Die Lehrerwohnung war sehr geräumig, größer als die Lehrerwohnung in der einklassigen Volksschule in Espenschied. Auch das Klassenzimmer in Wernersdorf war etwas geräumiger. Die Stimmung bei Tante Martel war nicht die beste, überhaupt in der ganzen Familie. Bald erfuhren wir warum, was passiert war. Onkel Viehweger war aufgrund seiner Verletzungen aus dem 1. Weltkrieg nicht Kv geschrieben und deswegen nicht eingezogen. Da auch von Wernersdorf die Front nicht allzu weit schien, mussten die Wernersdorfer Großväter ihren Dienst im heimatlichen Volkssturm ausüben, der daraus bestand, dass sie mit dem geladenen Karabiner im Dorf patrouillieren mussten. Am Ende ihres Rundgangs brachten sie das Gewehr in die Schule, machten Meldung über eventuelle oder keine Vorfälle, stellten das Gewehr in den ausgeräumten Schulschrank , versicherten, dass es ordnungsgemäß entladen und die Munition in der Munitionskiste verwahrt ist. So auch vor einer Woche. Die Gewehre waren wohl im Klassenschrank. Klassenschrank und Klassenzimmer waren aber nicht abgeschlossen. Und so eine kinderleere aber noch komplett eingerichtete Schulklasse war doch der idealste Spielplatz, wenn es draußen wettermäßig nicht sehr einladend war, so auch vergangene Woche. Ein „Volkssturmler“, der seinen Patrouilliergang beendet hat, stellte die Knarre in den Schrank und versicherte dem Onkel, dass sie nicht geladen sei. Es dauerte gar nicht lange, und Günter und seine Geschwister spielten in der Klasse. Günter, der älteste Sohn der Familie Viehweger ging an den Schrank, holte eines der abgestellte Gewehre aus dem Schrank und zielte auf seine jüngere Schwester Maria und sagte zu ihr: „Was würdest du machen, wenn ich jetzt abdrücke?“ Maria lachte und sagte: „Drück doch ab, es ist doch nicht geladen!“ Günter drückte ab und es knallte fürchterlich, wie es eben knallt in einem geschlossenen Raum.
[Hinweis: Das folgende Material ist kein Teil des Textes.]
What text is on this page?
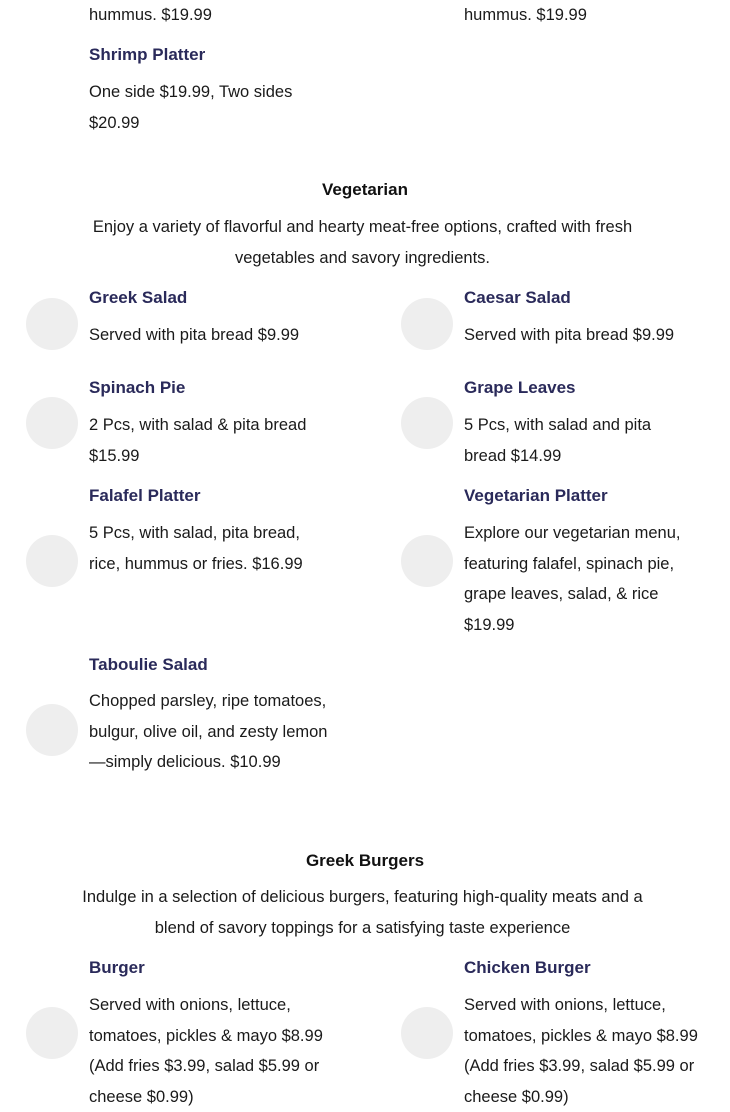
hummus. $19.99	hummus. $19.99
Shrimp Platter
One side $19.99, Two sides $20.99
Vegetarian
Enjoy a variety of flavorful and hearty meat-free options, crafted with fresh vegetables and savory ingredients.
Greek Salad
Served with pita bread $9.99
Caesar Salad
Served with pita bread $9.99
Spinach Pie
2 Pcs, with salad & pita bread $15.99
Grape Leaves
5 Pcs, with salad and pita bread $14.99
Falafel Platter
5 Pcs, with salad, pita bread, rice, hummus or fries. $16.99
Vegetarian Platter
Explore our vegetarian menu, featuring falafel, spinach pie, grape leaves, salad, & rice $19.99
Taboulie Salad
Chopped parsley, ripe tomatoes, bulgur, olive oil, and zesty lemon—simply delicious. $10.99
Greek Burgers
Indulge in a selection of delicious burgers, featuring high-quality meats and a blend of savory toppings for a satisfying taste experience
Burger
Served with onions, lettuce, tomatoes, pickles & mayo $8.99 (Add fries $3.99, salad $5.99 or cheese $0.99)
Chicken Burger
Served with onions, lettuce, tomatoes, pickles & mayo $8.99 (Add fries $3.99, salad $5.99 or cheese $0.99)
Tante Martel kam nach dem lauten Knall ins Klassenzimmer gelaufen; auf der Erde lag Maria und hinter ihr der jüngste Bruder . Da Günter auf die kleinere Schwester von oben zielte, durchschlug die Kugel ihren Hals und Wirbelsäulenpartie, fast ein Genickschuss von vorne und dem hinter ihr stehenden kleinen Bruder einen Durchschuss durch das Gehirn, auch von oben nach unten. Beide waren auf der Stelle tot. Wer war hier schuld? Mit einer Kugel wurden zwei junge Menschenleben so mal „zwischendurch“ ausgelöscht.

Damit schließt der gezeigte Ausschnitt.